Determination (decision)

  1. In accordance with paragraph 54 of the Housing Ombudsman Scheme, there was maladministration in the landlord’s handling of the resident’s reports of poor workmanship.

Reasons

  1. There is no evidence that the landlord adequately discharged its repairing obligations in relation to the front door, and no evidence to support its positions in relation to: the space available for the resident’s refrigerator / freezer, bathroom layout or the resident’s claims about damage to the flooring.
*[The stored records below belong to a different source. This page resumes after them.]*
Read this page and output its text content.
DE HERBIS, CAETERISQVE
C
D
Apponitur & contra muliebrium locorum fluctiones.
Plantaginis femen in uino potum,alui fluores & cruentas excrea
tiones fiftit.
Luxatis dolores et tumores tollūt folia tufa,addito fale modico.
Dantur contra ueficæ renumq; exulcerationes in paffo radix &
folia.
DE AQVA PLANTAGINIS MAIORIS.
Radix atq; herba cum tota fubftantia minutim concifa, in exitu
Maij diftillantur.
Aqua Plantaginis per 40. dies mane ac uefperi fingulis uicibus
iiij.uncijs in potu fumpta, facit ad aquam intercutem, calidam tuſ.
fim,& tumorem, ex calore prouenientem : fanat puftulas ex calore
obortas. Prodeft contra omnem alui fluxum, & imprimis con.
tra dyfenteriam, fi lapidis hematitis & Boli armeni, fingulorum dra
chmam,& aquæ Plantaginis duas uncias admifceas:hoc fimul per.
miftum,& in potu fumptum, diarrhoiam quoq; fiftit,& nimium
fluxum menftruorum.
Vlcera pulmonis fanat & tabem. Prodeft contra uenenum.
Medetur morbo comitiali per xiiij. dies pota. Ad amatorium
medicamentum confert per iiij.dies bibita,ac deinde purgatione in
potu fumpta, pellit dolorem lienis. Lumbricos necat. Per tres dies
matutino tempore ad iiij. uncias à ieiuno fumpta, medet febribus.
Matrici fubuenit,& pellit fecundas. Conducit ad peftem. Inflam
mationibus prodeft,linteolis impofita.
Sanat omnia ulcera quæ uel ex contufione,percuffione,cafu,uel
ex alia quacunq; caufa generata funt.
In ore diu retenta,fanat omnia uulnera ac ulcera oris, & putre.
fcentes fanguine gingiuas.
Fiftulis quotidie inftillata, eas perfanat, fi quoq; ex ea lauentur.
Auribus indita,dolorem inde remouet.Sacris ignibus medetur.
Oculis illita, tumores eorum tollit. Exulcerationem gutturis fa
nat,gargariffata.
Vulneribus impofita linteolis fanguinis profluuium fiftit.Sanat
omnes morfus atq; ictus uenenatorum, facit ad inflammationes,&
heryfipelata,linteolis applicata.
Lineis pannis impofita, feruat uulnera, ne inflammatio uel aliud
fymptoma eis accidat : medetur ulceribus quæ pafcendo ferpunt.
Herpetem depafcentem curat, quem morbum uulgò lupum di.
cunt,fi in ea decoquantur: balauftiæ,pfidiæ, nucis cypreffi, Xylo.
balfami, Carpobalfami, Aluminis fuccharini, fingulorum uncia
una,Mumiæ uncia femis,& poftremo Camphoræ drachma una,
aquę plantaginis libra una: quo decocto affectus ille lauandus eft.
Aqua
Orders and recommendations

  1. The landlord is ordered to pay the resident £350 compensation within four weeks of this decision. This compensation is in relation to the distress and inconvenience caused by the service failures identified in our investigation.
  2. The landlord is ordered to contact the resident within four weeks of this decision to arrange a mutually convenient appointment for an Occupational Therapist to visit to assess the suitability of the bathroom and recommend any aids and adaptations.
  3. The landlord is ordered to provide any minor aids or adaptations recommended within two months of the date of the Occupational Therapist’s assessment ordered above, or sooner if deemed urgent by the Occupational Therapist.
  4. The landlord is ordered to contact the resident within four weeks to arrange a mutually convenient appointment for a member of the landlord’s repairs team to inspect the property and assess whether any further repairs are necessary.
  5. A copy of a written report of the above-ordered inspection is to be provided to the resident and to the Ombudsman within four weeks of the inspection.
  6. Any necessary repairs should be completed within two months of the date of the above-ordered inspection, or within the timescales set out in the landlord’s repairs and maintenance policy if major work is identified.